In his presentation, Dr. Dan Bavli (University of Haifa) said that so far the two sides have not seriously discussed the idea of a shared life, and neither side has proposed a solution to the conflict based on equality and a common life. He then reviewed the one-state idea in Zionist thought. Bavli confirmed the impossibility of realizing the Jewish state idea, especially in light of the demographic situation and the impossibility of separation between the two peoples. Bavli called for establishing joint Arab-Jewish work teams to advance the idea of a “state of all its citizens” and to convince the two sides of its importance and feasibility. He proposed that each side be granted veto power on crucial issues, work on a just distribution of resources between the two sides, and ensure the right of return for both peoples. Hazem Qawasmi, an independent Palestinian academic, who participated in this session, reviewed his own experience, saying that he had worked on marketing the idea of two states for fifteen years, until in 2000 he became convinced of its impossibility and of the need to adopt the one-state solution. He stressed that the one state solution is now the only one that responds to the human needs of both parties.
To open the third session, Professor Nadim Rouhana (Tufts University and Mada al-Carmel), remarked that it was wrong to advance the one-state idea merely as a tactic to pressure Israel to accept the two-state solution. He stressed that now, a solution to the Palestinian-Israeli conflict that relies on partition cannot be a just one. The partition resolution was based on the appropriation of part of Palestine, exceptionally granting it to the Zionist movement. UN general assembly Resolution 181 was based on a premise that there existed in Palestine a national conflict between two movements that represented two peoples, each of whom had equal and parallel rights. Even as a national movement, in practice, the Zionist movement is fundamentally a colonial movement.

Rouhana asserted that in his view, the central question is: How can we reach a solution that attains justice for the Palestinian refugees and equality for the two peoples The Israeli Jewish people and the Palestinian people? It is clear that the two-state solution does not guarantee justice.

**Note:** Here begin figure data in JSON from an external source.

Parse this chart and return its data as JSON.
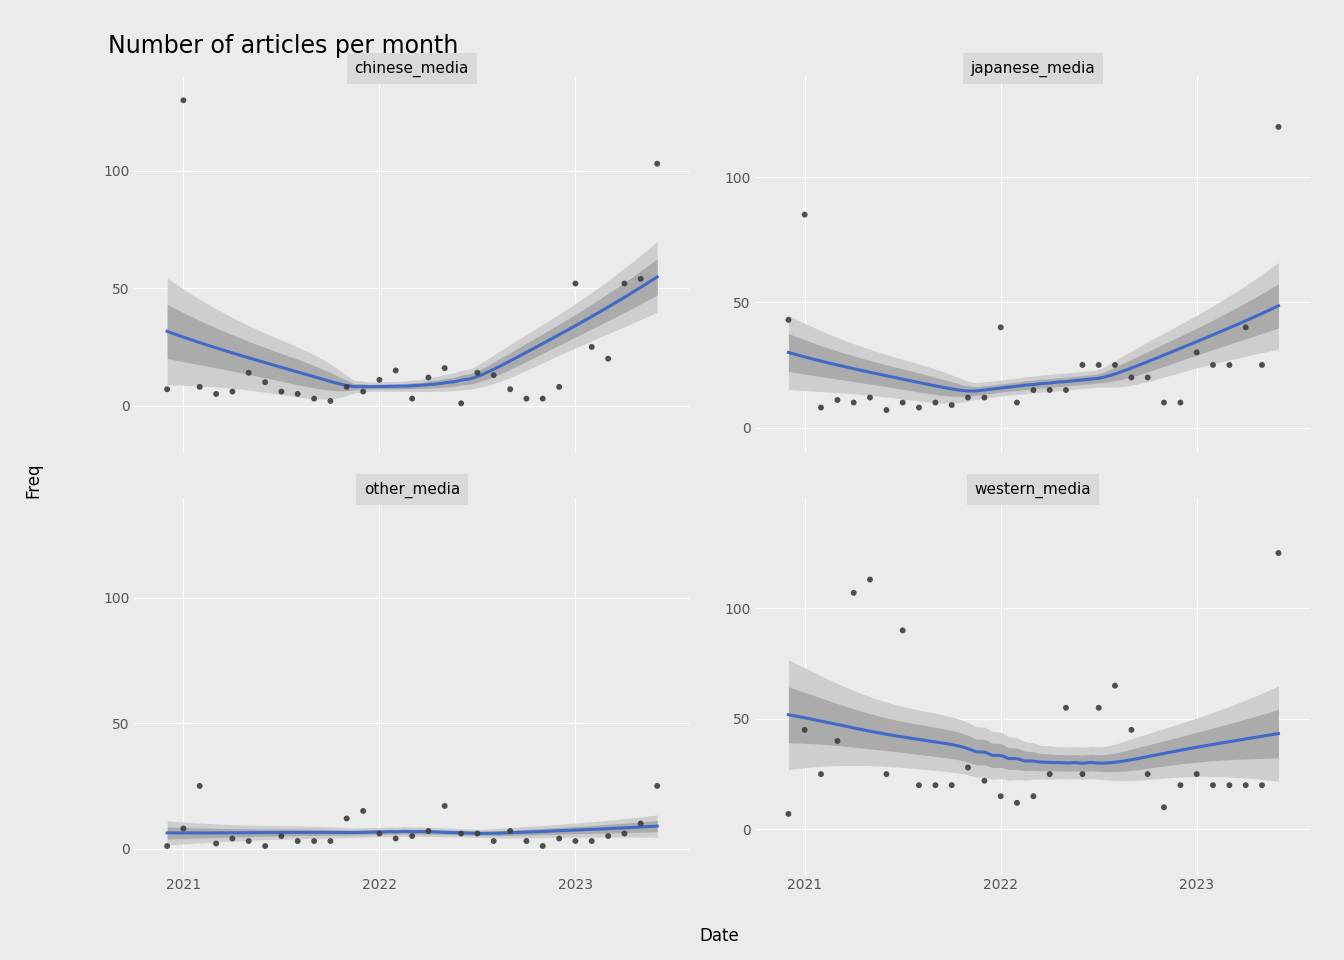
{
  "title": "Number of articles per month",
  "xlabel": "Date",
  "ylabel": "Freq",
  "subplots": [
    {
      "name": "chinese_media",
      "scatter_x": [
        2020.917,
        2021.0,
        2021.083,
        2021.167,
        2021.25,
        2021.333,
        2021.417,
        2021.5,
        2021.583,
        2021.667,
        2021.75,
        2021.833,
        2021.917,
        2022.0,
        2022.083,
        2022.167,
        2022.25,
        2022.333,
        2022.417,
        2022.5,
        2022.583,
        2022.667,
        2022.75,
        2022.833,
        2022.917,
        2023.0,
        2023.083,
        2023.167,
        2023.25,
        2023.333,
        2023.417
      ],
      "scatter_y": [
        7,
        130,
        8,
        5,
        6,
        14,
        10,
        6,
        5,
        3,
        2,
        8,
        6,
        11,
        15,
        3,
        12,
        16,
        1,
        14,
        13,
        7,
        3,
        3,
        8,
        52,
        25,
        20,
        52,
        54,
        103
      ],
      "ylim": [
        -20,
        140
      ],
      "yticks": [
        0,
        50,
        100
      ]
    },
    {
      "name": "japanese_media",
      "scatter_x": [
        2020.917,
        2021.0,
        2021.083,
        2021.167,
        2021.25,
        2021.333,
        2021.417,
        2021.5,
        2021.583,
        2021.667,
        2021.75,
        2021.833,
        2021.917,
        2022.0,
        2022.083,
        2022.167,
        2022.25,
        2022.333,
        2022.417,
        2022.5,
        2022.583,
        2022.667,
        2022.75,
        2022.833,
        2022.917,
        2023.0,
        2023.083,
        2023.167,
        2023.25,
        2023.333,
        2023.417
      ],
      "scatter_y": [
        43,
        85,
        8,
        11,
        10,
        12,
        7,
        10,
        8,
        10,
        9,
        12,
        12,
        40,
        10,
        15,
        15,
        15,
        25,
        25,
        25,
        20,
        20,
        10,
        10,
        30,
        25,
        25,
        40,
        25,
        120
      ],
      "ylim": [
        -10,
        140
      ],
      "yticks": [
        0,
        50,
        100
      ]
    },
    {
      "name": "other_media",
      "scatter_x": [
        2020.917,
        2021.0,
        2021.083,
        2021.167,
        2021.25,
        2021.333,
        2021.417,
        2021.5,
        2021.583,
        2021.667,
        2021.75,
        2021.833,
        2021.917,
        2022.0,
        2022.083,
        2022.167,
        2022.25,
        2022.333,
        2022.417,
        2022.5,
        2022.583,
        2022.667,
        2022.75,
        2022.833,
        2022.917,
        2023.0,
        2023.083,
        2023.167,
        2023.25,
        2023.333,
        2023.417
      ],
      "scatter_y": [
        1,
        8,
        25,
        2,
        4,
        3,
        1,
        5,
        3,
        3,
        3,
        12,
        15,
        6,
        4,
        5,
        7,
        17,
        6,
        6,
        3,
        7,
        3,
        1,
        4,
        3,
        3,
        5,
        6,
        10,
        25
      ],
      "ylim": [
        -10,
        140
      ],
      "yticks": [
        0,
        50,
        100
      ]
    },
    {
      "name": "western_media",
      "scatter_x": [
        2020.917,
        2021.0,
        2021.083,
        2021.167,
        2021.25,
        2021.333,
        2021.417,
        2021.5,
        2021.583,
        2021.667,
        2021.75,
        2021.833,
        2021.917,
        2022.0,
        2022.083,
        2022.167,
        2022.25,
        2022.333,
        2022.417,
        2022.5,
        2022.583,
        2022.667,
        2022.75,
        2022.833,
        2022.917,
        2023.0,
        2023.083,
        2023.167,
        2023.25,
        2023.333,
        2023.417
      ],
      "scatter_y": [
        7,
        45,
        25,
        40,
        107,
        113,
        25,
        90,
        20,
        20,
        20,
        28,
        22,
        15,
        12,
        15,
        25,
        55,
        25,
        55,
        65,
        45,
        25,
        10,
        20,
        25,
        20,
        20,
        20,
        20,
        125
      ],
      "ylim": [
        -20,
        150
      ],
      "yticks": [
        0,
        50,
        100
      ]
    }
  ],
  "bg_color": "#ebebeb",
  "panel_bg": "#ebebeb",
  "strip_bg": "#d9d9d9",
  "line_color": "#4169c8",
  "scatter_color": "#3d3d3d",
  "ci_inner_color": "#ababab",
  "ci_outer_color": "#cecece",
  "xlim": [
    2020.75,
    2023.58
  ],
  "xticks": [
    2021,
    2022,
    2023
  ],
  "xticklabels": [
    "2021",
    "2022",
    "2023"
  ],
  "loess_span": 0.75
}
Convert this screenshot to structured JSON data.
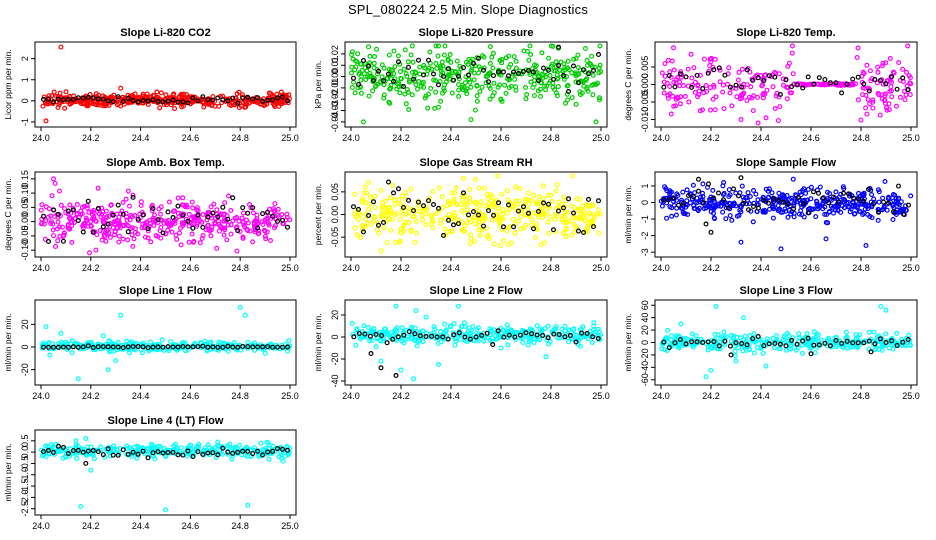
{
  "title": "SPL_080224  2.5 Min. Slope Diagnostics",
  "colors": {
    "black": "#000000",
    "red": "#ff0000",
    "green": "#00cc00",
    "magenta": "#ff00ff",
    "yellow": "#ffff00",
    "blue": "#0000ff",
    "cyan": "#00ffff"
  },
  "chart_data": [
    {
      "type": "scatter",
      "title": "Slope Li-820 CO2",
      "ylabel": "Licor ppm per min.",
      "xlim": [
        24.0,
        25.0
      ],
      "ylim": [
        -1.05,
        2.6
      ],
      "xticks": [
        "24.0",
        "24.2",
        "24.4",
        "24.6",
        "24.8",
        "25.0"
      ],
      "yticks": [
        -1,
        0,
        1,
        2
      ],
      "ytick_labels": [
        "-1",
        "0",
        "1",
        "2"
      ],
      "series": [
        {
          "name": "points",
          "color": "red",
          "center": 0.02,
          "sd": 0.15,
          "n": 420,
          "outliers": [
            [
              24.08,
              2.55
            ],
            [
              24.02,
              -0.95
            ],
            [
              24.32,
              0.6
            ]
          ]
        },
        {
          "name": "reference",
          "color": "black",
          "center": 0.05,
          "sd": 0.08,
          "n": 50,
          "outliers": []
        }
      ]
    },
    {
      "type": "scatter",
      "title": "Slope Li-820 Pressure",
      "ylabel": "kPa per min.",
      "xlim": [
        24.0,
        25.0
      ],
      "ylim": [
        -0.041,
        0.027
      ],
      "xticks": [
        "24.0",
        "24.2",
        "24.4",
        "24.6",
        "24.8",
        "25.0"
      ],
      "yticks": [
        -0.04,
        -0.03,
        -0.02,
        -0.01,
        0.0,
        0.01,
        0.02
      ],
      "ytick_labels": [
        "-0.04",
        "-0.03",
        "-0.02",
        "-0.01",
        "0.00",
        "0.01",
        "0.02"
      ],
      "series": [
        {
          "name": "points",
          "color": "green",
          "center": 0.0,
          "sd": 0.011,
          "n": 420,
          "outliers": [
            [
              24.05,
              -0.04
            ],
            [
              24.48,
              -0.038
            ],
            [
              24.98,
              -0.04
            ],
            [
              24.83,
              0.025
            ]
          ]
        },
        {
          "name": "reference",
          "color": "black",
          "center": 0.003,
          "sd": 0.006,
          "n": 50,
          "outliers": [
            [
              24.83,
              0.026
            ]
          ]
        }
      ]
    },
    {
      "type": "scatter",
      "title": "Slope Li-820 Temp.",
      "ylabel": "degrees C per min.",
      "xlim": [
        24.0,
        25.0
      ],
      "ylim": [
        -0.011,
        0.011
      ],
      "xticks": [
        "24.0",
        "24.2",
        "24.4",
        "24.6",
        "24.8",
        "25.0"
      ],
      "yticks": [
        -0.01,
        -0.005,
        0.0,
        0.005
      ],
      "ytick_labels": [
        "-0.010",
        "-0.005",
        "0.000",
        "0.005"
      ],
      "series": [
        {
          "name": "points",
          "color": "magenta",
          "center": 0.0,
          "sd": 0.004,
          "n": 300,
          "outliers": [
            [
              24.05,
              0.0105
            ],
            [
              24.32,
              -0.01
            ],
            [
              24.42,
              -0.0095
            ]
          ],
          "flat": [
            24.53,
            24.78
          ]
        },
        {
          "name": "reference",
          "color": "black",
          "center": 0.0005,
          "sd": 0.002,
          "n": 45,
          "outliers": []
        }
      ]
    },
    {
      "type": "scatter",
      "title": "Slope Amb. Box Temp.",
      "ylabel": "degrees C per min.",
      "xlim": [
        24.0,
        25.0
      ],
      "ylim": [
        -0.11,
        0.16
      ],
      "xticks": [
        "24.0",
        "24.2",
        "24.4",
        "24.6",
        "24.8",
        "25.0"
      ],
      "yticks": [
        -0.1,
        -0.05,
        0.0,
        0.05,
        0.1,
        0.15
      ],
      "ytick_labels": [
        "-0.10",
        "-0.05",
        "0.00",
        "0.05",
        "0.10",
        "0.15"
      ],
      "series": [
        {
          "name": "points",
          "color": "magenta",
          "center": 0.0,
          "sd": 0.04,
          "n": 420,
          "outliers": [
            [
              24.05,
              0.15
            ],
            [
              24.22,
              -0.1
            ]
          ]
        },
        {
          "name": "reference",
          "color": "black",
          "center": 0.01,
          "sd": 0.03,
          "n": 50,
          "outliers": []
        }
      ]
    },
    {
      "type": "scatter",
      "title": "Slope Gas Stream RH",
      "ylabel": "percent per min.",
      "xlim": [
        24.0,
        25.0
      ],
      "ylim": [
        -0.085,
        0.085
      ],
      "xticks": [
        "24.0",
        "24.2",
        "24.4",
        "24.6",
        "24.8",
        "25.0"
      ],
      "yticks": [
        -0.05,
        0.0,
        0.05
      ],
      "ytick_labels": [
        "-0.05",
        "0.00",
        "0.05"
      ],
      "series": [
        {
          "name": "points",
          "color": "yellow",
          "center": 0.0,
          "sd": 0.028,
          "n": 420,
          "outliers": [
            [
              24.12,
              -0.08
            ],
            [
              24.45,
              0.08
            ]
          ]
        },
        {
          "name": "reference",
          "color": "black",
          "center": 0.0,
          "sd": 0.025,
          "n": 50,
          "outliers": []
        }
      ]
    },
    {
      "type": "scatter",
      "title": "Slope Sample Flow",
      "ylabel": "ml/min per min.",
      "xlim": [
        24.0,
        25.0
      ],
      "ylim": [
        -3.05,
        1.6
      ],
      "xticks": [
        "24.0",
        "24.2",
        "24.4",
        "24.6",
        "24.8",
        "25.0"
      ],
      "yticks": [
        -3,
        -2,
        -1,
        0,
        1
      ],
      "ytick_labels": [
        "-3",
        "-2",
        "-1",
        "0",
        "1"
      ],
      "series": [
        {
          "name": "points",
          "color": "blue",
          "center": -0.05,
          "sd": 0.45,
          "n": 420,
          "outliers": [
            [
              24.32,
              -2.4
            ],
            [
              24.48,
              -2.8
            ],
            [
              24.66,
              -2.2
            ],
            [
              24.82,
              -2.6
            ]
          ]
        },
        {
          "name": "reference",
          "color": "black",
          "center": 0.1,
          "sd": 0.4,
          "n": 50,
          "outliers": [
            [
              24.15,
              1.4
            ],
            [
              24.32,
              1.5
            ],
            [
              24.2,
              -1.8
            ],
            [
              24.18,
              -1.3
            ]
          ]
        }
      ]
    },
    {
      "type": "scatter",
      "title": "Slope Line 1 Flow",
      "ylabel": "ml/min per min.",
      "xlim": [
        24.0,
        25.0
      ],
      "ylim": [
        -30,
        38
      ],
      "xticks": [
        "24.0",
        "24.2",
        "24.4",
        "24.6",
        "24.8",
        "25.0"
      ],
      "yticks": [
        -20,
        0,
        20
      ],
      "ytick_labels": [
        "-20",
        "0",
        "20"
      ],
      "series": [
        {
          "name": "points",
          "color": "cyan",
          "center": 0.5,
          "sd": 2.2,
          "n": 320,
          "outliers": [
            [
              24.02,
              18
            ],
            [
              24.15,
              -28
            ],
            [
              24.27,
              -20
            ],
            [
              24.3,
              -12
            ],
            [
              24.32,
              28
            ],
            [
              24.8,
              35
            ],
            [
              24.82,
              28
            ],
            [
              24.25,
              10
            ],
            [
              24.08,
              12
            ]
          ]
        },
        {
          "name": "reference",
          "color": "black",
          "center": 0.0,
          "sd": 0.3,
          "n": 50,
          "outliers": []
        }
      ]
    },
    {
      "type": "scatter",
      "title": "Slope Line 2 Flow",
      "ylabel": "ml/min per min.",
      "xlim": [
        24.0,
        25.0
      ],
      "ylim": [
        -40,
        30
      ],
      "xticks": [
        "24.0",
        "24.2",
        "24.4",
        "24.6",
        "24.8",
        "25.0"
      ],
      "yticks": [
        -40,
        -20,
        0,
        20
      ],
      "ytick_labels": [
        "-40",
        "-20",
        "0",
        "20"
      ],
      "series": [
        {
          "name": "points",
          "color": "cyan",
          "center": 2.0,
          "sd": 4.0,
          "n": 320,
          "outliers": [
            [
              24.12,
              -22
            ],
            [
              24.2,
              -30
            ],
            [
              24.25,
              -38
            ],
            [
              24.35,
              -25
            ],
            [
              24.18,
              28
            ],
            [
              24.26,
              24
            ],
            [
              24.43,
              28
            ],
            [
              24.6,
              -10
            ],
            [
              24.78,
              -18
            ],
            [
              24.3,
              18
            ]
          ]
        },
        {
          "name": "reference",
          "color": "black",
          "center": 1.0,
          "sd": 2.5,
          "n": 45,
          "outliers": [
            [
              24.12,
              -28
            ],
            [
              24.18,
              -35
            ],
            [
              24.08,
              -15
            ]
          ]
        }
      ]
    },
    {
      "type": "scatter",
      "title": "Slope Line 3 Flow",
      "ylabel": "ml/min per min.",
      "xlim": [
        24.0,
        25.0
      ],
      "ylim": [
        -62,
        62
      ],
      "xticks": [
        "24.0",
        "24.2",
        "24.4",
        "24.6",
        "24.8",
        "25.0"
      ],
      "yticks": [
        -60,
        -40,
        -20,
        0,
        20,
        40,
        60
      ],
      "ytick_labels": [
        "-60",
        "-40",
        "-20",
        "0",
        "20",
        "40",
        "60"
      ],
      "series": [
        {
          "name": "points",
          "color": "cyan",
          "center": 0.0,
          "sd": 7.0,
          "n": 320,
          "outliers": [
            [
              24.18,
              -55
            ],
            [
              24.2,
              -45
            ],
            [
              24.22,
              58
            ],
            [
              24.3,
              -30
            ],
            [
              24.33,
              40
            ],
            [
              24.88,
              58
            ],
            [
              24.9,
              52
            ],
            [
              24.42,
              -38
            ],
            [
              24.08,
              30
            ]
          ]
        },
        {
          "name": "reference",
          "color": "black",
          "center": 0.0,
          "sd": 4.0,
          "n": 45,
          "outliers": [
            [
              24.28,
              -20
            ],
            [
              24.6,
              -18
            ],
            [
              24.84,
              -15
            ]
          ]
        }
      ]
    },
    {
      "type": "scatter",
      "title": "Slope Line 4 (LT) Flow",
      "ylabel": "ml/min per min.",
      "xlim": [
        24.0,
        25.0
      ],
      "ylim": [
        -2.6,
        0.8
      ],
      "xticks": [
        "24.0",
        "24.2",
        "24.4",
        "24.6",
        "24.8",
        "25.0"
      ],
      "yticks": [
        -2.5,
        -2.0,
        -1.5,
        -1.0,
        -0.5,
        0.0,
        0.5
      ],
      "ytick_labels": [
        "-2.5",
        "-2.0",
        "-1.5",
        "-1.0",
        "-0.5",
        "0.0",
        "0.5"
      ],
      "series": [
        {
          "name": "points",
          "color": "cyan",
          "center": 0.05,
          "sd": 0.15,
          "n": 320,
          "outliers": [
            [
              24.16,
              -2.4
            ],
            [
              24.5,
              -2.55
            ],
            [
              24.83,
              -2.35
            ],
            [
              24.18,
              0.6
            ],
            [
              24.2,
              -0.8
            ],
            [
              24.14,
              0.5
            ]
          ]
        },
        {
          "name": "reference",
          "color": "black",
          "center": 0.0,
          "sd": 0.1,
          "n": 50,
          "outliers": [
            [
              24.18,
              -0.5
            ]
          ]
        }
      ]
    }
  ]
}
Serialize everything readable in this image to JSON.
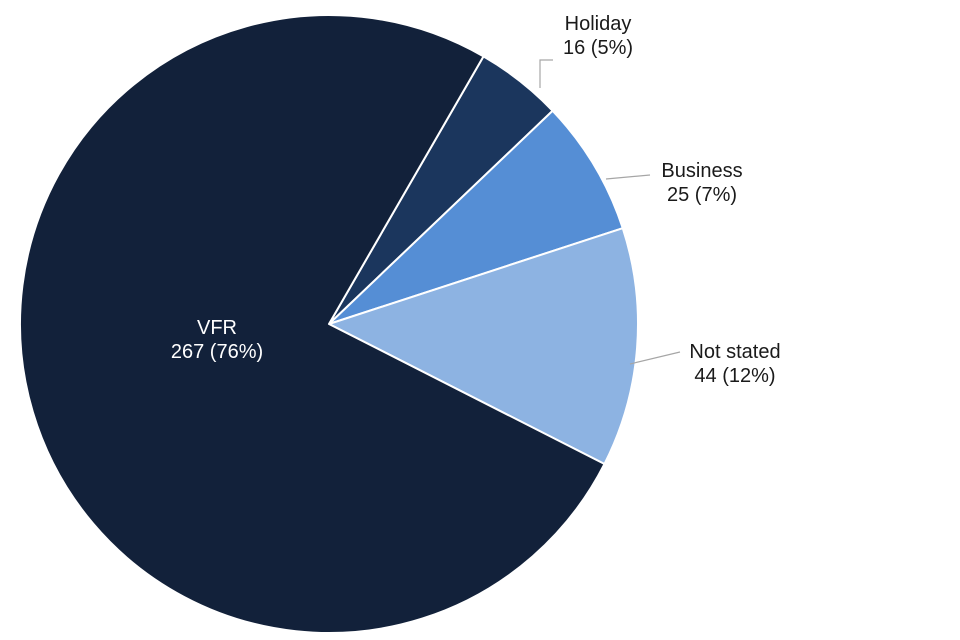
{
  "chart_data": {
    "type": "pie",
    "title": "",
    "slices": [
      {
        "name": "Holiday",
        "value": 16,
        "percent_label": "16 (5%)",
        "color": "#1b365d",
        "label_color": "#1a1a1a"
      },
      {
        "name": "Business",
        "value": 25,
        "percent_label": "25 (7%)",
        "color": "#558ed5",
        "label_color": "#1a1a1a"
      },
      {
        "name": "Not stated",
        "value": 44,
        "percent_label": "44 (12%)",
        "color": "#8db3e2",
        "label_color": "#1a1a1a"
      },
      {
        "name": "VFR",
        "value": 267,
        "percent_label": "267 (76%)",
        "color": "#12213a",
        "label_color": "#ffffff"
      }
    ],
    "start_angle_deg": 30,
    "direction": "clockwise",
    "leader_line_color": "#a6a6a6",
    "slice_border_color": "#ffffff"
  }
}
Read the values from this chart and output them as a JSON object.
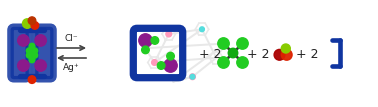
{
  "bg_color": "#ffffff",
  "blue": "#1035a0",
  "purple": "#8b1a8b",
  "green": "#22cc22",
  "lime": "#88cc00",
  "dark_red": "#990000",
  "bright_red": "#dd2200",
  "pink": "#ff99bb",
  "cyan": "#55dddd",
  "light_gray": "#cccccc",
  "white_line": "#e8e8e8",
  "text_color": "#222222",
  "cl_label": "Cl⁻",
  "ag_label": "Ag⁺",
  "figwidth": 3.78,
  "figheight": 1.07,
  "dpi": 100
}
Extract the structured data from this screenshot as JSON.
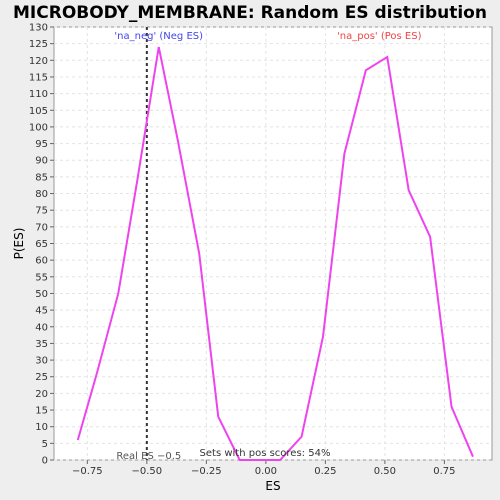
{
  "chart_data": {
    "type": "line",
    "title": "MICROBODY_MEMBRANE: Random ES distribution",
    "xlabel": "ES",
    "ylabel": "P(ES)",
    "xlim": [
      -0.89,
      0.95
    ],
    "ylim": [
      0,
      130
    ],
    "x_ticks": [
      -0.75,
      -0.5,
      -0.25,
      0.0,
      0.25,
      0.5,
      0.75
    ],
    "x_tick_labels": [
      "−0.75",
      "−0.50",
      "−0.25",
      "0.00",
      "0.25",
      "0.50",
      "0.75"
    ],
    "y_ticks": [
      0,
      5,
      10,
      15,
      20,
      25,
      30,
      35,
      40,
      45,
      50,
      55,
      60,
      65,
      70,
      75,
      80,
      85,
      90,
      95,
      100,
      105,
      110,
      115,
      120,
      125,
      130
    ],
    "grid": true,
    "series": [
      {
        "color": "#ee44ee",
        "x": [
          -0.79,
          -0.71,
          -0.62,
          -0.54,
          -0.45,
          -0.37,
          -0.28,
          -0.2,
          -0.11,
          -0.03,
          0.06,
          0.15,
          0.24,
          0.33,
          0.42,
          0.51,
          0.6,
          0.69,
          0.78,
          0.87
        ],
        "y": [
          6,
          26,
          50,
          84,
          124,
          96,
          62,
          13,
          0,
          0,
          0,
          7,
          37,
          92,
          117,
          121,
          81,
          67,
          16,
          1
        ]
      }
    ],
    "annotations": {
      "neg_label": "'na_neg' (Neg ES)",
      "neg_color": "#4444ee",
      "neg_x": -0.45,
      "pos_label": "'na_pos' (Pos ES)",
      "pos_color": "#ee4444",
      "pos_x": 0.51,
      "real_es_label": "Real ES −0.5",
      "real_es_value": -0.5,
      "pos_scores_label": "Sets with pos scores: 54%"
    }
  }
}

Professor Oren Yiftachel (Ben Gurion University) claimed that the vision of one state is not a political vision, but rather a moral and ideal one. He called for consideration of the confederate model as a solution to the Palestinian-Israeli conflict, noting the dearth of contemporary national and ethnic conflicts that ended with a one-state solution. Yiftachel also pointed out that the question on the table is the creation of a Palestinian state, not the actual establishment of Israel, which already exists. Yiftachel elaborated upon his opposition to the one-state solution and concluded by saying that the rational political solution is a confederation between two states on the basis of resolution 181, with some modification.

The last speaker was Dr. Amnon Raz-Krakotzkin (Ben Gurion University). He called for binationalism as an identity and intellectual framework. Raz-Krakotzkin said that the concept of two states constitutes an instrument for the assault on the Palestinian people, and is a model to exclude the Palestinians inside Israel. Therefore, it is necessary to combat this idea and adhere to the “binational” idea that is associated with the one-state solution and which has the potential to ensure civil and national justice and equality. Krakotzkin finished by saying: “Israel was established on the principle of denying Palestinian nationalism, while the idea of binationalism stresses Palestinian nationalism.”